Alexander Zverev wins men’s tennis singles

Germany’s Alexander Zverev bested both Jérémy Chardy and Novak Djokovic to make it into the finals where he defeated Karen Khachanov, 6-3, 6-1. Zverev is ranked fifth in the world by Association of Tennis Professionals, but in the 2020 Games in Tokyo he is now officially first.

1st medals given in BMX freestyle, USA’s Hannah Roberts takes silver

Australian Logan Martin of the men’s division and Great Britain’s Charlotte Worthington of the women’s won the first-ever Olympic gold medals in freestyle BMX, while Team USA’s Hannah Roberts took home the silver. The aerial competition was the newest addition to the discipline of cycling, which also includes road racing, track and cross-country.

Olympic tears of joy

Every Olympic Games sees a fair share of tears shed, but this year has been especially emotional — especially for the champions.
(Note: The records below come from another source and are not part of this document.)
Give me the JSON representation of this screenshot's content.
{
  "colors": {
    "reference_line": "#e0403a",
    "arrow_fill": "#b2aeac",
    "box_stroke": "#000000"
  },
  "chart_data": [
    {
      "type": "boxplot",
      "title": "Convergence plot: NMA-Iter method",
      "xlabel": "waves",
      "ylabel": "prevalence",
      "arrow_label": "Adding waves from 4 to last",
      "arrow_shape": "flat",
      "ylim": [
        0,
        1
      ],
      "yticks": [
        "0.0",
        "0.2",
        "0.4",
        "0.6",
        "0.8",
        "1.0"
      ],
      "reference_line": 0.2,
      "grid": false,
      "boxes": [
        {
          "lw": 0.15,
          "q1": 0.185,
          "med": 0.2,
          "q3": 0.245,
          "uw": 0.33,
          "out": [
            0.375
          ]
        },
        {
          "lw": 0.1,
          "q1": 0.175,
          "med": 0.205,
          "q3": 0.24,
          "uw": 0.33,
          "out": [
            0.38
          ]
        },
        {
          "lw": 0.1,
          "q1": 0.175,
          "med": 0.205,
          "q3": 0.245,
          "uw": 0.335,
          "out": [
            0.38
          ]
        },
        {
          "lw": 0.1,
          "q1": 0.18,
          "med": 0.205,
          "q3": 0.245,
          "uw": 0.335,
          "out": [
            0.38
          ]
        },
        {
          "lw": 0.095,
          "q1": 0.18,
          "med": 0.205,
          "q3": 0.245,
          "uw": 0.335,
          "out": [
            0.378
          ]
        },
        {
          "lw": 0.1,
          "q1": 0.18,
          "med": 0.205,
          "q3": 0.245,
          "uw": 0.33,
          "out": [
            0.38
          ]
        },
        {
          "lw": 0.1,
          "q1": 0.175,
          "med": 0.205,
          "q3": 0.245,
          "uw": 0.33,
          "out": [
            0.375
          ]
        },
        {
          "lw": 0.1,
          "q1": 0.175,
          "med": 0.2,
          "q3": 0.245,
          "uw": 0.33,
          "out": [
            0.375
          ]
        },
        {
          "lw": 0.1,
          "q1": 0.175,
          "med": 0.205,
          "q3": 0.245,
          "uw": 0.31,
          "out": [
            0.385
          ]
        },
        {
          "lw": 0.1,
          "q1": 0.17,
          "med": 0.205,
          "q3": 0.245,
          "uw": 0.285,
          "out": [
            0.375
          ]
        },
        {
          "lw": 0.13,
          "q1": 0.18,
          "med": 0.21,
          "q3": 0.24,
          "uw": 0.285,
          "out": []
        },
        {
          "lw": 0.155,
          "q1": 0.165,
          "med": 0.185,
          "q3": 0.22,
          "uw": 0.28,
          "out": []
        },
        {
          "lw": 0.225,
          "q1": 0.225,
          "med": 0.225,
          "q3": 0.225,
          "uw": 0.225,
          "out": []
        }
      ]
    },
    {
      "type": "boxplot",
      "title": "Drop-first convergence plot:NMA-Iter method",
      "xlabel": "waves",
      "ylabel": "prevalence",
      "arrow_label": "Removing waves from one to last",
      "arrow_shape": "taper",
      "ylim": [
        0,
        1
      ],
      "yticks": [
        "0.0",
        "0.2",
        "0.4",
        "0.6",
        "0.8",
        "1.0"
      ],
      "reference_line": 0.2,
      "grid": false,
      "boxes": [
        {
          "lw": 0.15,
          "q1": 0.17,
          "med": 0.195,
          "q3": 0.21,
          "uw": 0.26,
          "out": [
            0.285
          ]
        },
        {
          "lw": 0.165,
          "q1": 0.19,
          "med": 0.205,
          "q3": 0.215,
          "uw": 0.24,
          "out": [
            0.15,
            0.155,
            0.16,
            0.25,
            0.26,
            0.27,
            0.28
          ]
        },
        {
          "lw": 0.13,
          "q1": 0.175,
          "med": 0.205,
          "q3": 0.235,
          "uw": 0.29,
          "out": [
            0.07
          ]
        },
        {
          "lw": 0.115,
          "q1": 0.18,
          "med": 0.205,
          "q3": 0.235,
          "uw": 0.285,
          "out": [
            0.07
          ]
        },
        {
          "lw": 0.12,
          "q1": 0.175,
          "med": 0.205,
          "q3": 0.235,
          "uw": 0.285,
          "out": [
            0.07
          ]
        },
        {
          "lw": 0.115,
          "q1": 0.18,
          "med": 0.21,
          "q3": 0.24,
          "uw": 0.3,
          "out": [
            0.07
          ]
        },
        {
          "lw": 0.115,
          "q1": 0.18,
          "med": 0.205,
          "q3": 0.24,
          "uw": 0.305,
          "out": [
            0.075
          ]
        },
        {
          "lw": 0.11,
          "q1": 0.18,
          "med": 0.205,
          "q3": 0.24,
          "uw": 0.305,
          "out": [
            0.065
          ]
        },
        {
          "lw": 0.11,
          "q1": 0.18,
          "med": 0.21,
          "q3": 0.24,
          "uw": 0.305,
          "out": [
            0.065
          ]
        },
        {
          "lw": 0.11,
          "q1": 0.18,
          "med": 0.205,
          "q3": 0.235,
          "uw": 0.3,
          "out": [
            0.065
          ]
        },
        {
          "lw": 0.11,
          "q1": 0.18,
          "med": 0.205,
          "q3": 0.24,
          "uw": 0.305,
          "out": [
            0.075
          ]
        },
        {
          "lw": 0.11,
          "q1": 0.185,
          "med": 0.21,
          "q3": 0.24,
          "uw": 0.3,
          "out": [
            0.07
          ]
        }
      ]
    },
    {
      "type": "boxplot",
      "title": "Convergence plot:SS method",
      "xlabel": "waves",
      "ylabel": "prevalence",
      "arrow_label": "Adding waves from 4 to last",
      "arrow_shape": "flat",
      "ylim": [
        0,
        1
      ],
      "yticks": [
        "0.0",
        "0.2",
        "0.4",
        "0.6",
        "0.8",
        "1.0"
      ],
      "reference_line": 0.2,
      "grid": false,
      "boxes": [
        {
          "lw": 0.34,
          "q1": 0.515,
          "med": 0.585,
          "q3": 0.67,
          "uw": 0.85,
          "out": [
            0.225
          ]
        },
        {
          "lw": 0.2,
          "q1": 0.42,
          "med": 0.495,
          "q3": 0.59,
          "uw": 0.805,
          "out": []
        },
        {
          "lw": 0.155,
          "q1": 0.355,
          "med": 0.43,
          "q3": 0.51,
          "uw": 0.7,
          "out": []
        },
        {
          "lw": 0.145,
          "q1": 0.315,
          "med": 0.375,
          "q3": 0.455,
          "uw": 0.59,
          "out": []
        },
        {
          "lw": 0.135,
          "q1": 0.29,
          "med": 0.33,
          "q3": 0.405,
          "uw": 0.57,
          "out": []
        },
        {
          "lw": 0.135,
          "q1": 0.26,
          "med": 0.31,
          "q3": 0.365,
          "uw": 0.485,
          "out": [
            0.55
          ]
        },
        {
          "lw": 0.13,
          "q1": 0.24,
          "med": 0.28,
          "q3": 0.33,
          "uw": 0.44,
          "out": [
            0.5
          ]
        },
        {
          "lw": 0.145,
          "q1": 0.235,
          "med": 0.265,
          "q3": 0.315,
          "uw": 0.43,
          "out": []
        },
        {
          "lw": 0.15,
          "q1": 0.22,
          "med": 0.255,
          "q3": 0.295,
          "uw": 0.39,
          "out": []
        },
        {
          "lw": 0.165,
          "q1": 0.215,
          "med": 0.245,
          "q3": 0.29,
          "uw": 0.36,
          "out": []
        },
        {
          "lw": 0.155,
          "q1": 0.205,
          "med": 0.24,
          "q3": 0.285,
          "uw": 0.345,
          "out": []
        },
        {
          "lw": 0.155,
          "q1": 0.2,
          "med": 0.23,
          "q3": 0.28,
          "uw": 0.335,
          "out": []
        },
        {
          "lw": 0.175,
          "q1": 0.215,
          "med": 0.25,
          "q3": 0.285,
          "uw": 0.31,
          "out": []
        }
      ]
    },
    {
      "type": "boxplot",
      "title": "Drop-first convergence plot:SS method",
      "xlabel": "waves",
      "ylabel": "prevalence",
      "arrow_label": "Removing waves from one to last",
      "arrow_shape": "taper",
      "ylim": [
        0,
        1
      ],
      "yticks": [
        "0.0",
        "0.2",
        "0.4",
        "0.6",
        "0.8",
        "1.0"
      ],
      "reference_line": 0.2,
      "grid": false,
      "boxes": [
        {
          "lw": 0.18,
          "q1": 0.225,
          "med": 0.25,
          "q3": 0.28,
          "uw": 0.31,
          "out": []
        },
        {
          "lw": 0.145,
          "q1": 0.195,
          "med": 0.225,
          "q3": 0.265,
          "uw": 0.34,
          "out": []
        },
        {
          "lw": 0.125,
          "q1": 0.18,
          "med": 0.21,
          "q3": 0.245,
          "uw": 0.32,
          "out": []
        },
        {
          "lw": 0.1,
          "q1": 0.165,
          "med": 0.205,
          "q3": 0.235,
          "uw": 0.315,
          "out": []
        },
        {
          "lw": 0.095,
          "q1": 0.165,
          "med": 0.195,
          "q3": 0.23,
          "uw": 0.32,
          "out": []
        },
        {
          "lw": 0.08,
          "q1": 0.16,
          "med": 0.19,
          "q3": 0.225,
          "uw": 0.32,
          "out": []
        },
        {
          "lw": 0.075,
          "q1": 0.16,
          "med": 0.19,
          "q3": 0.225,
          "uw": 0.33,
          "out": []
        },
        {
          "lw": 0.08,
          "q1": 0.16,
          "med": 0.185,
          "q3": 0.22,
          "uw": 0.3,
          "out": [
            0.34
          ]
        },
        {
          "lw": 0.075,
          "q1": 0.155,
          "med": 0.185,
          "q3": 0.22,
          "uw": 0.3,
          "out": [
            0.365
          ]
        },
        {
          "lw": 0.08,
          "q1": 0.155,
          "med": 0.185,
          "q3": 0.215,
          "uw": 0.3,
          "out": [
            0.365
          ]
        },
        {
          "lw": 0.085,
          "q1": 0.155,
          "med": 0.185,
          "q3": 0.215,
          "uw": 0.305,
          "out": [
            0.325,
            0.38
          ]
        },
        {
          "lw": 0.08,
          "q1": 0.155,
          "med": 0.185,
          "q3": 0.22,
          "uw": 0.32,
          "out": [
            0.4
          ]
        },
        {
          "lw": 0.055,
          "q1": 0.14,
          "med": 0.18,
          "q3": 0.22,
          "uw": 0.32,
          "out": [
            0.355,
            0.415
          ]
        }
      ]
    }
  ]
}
There is no shortage of hardships in a normal cycle for Olympic greats, but for the pandemic-delayed Tokyo games athletes have also battled through tropical storms, the summer heat and the deafening silence of empty stands.

Perhaps it is this combination, along with the realization of so much training and hard work, that has brought tears to the eyes of so many of the games’ champions.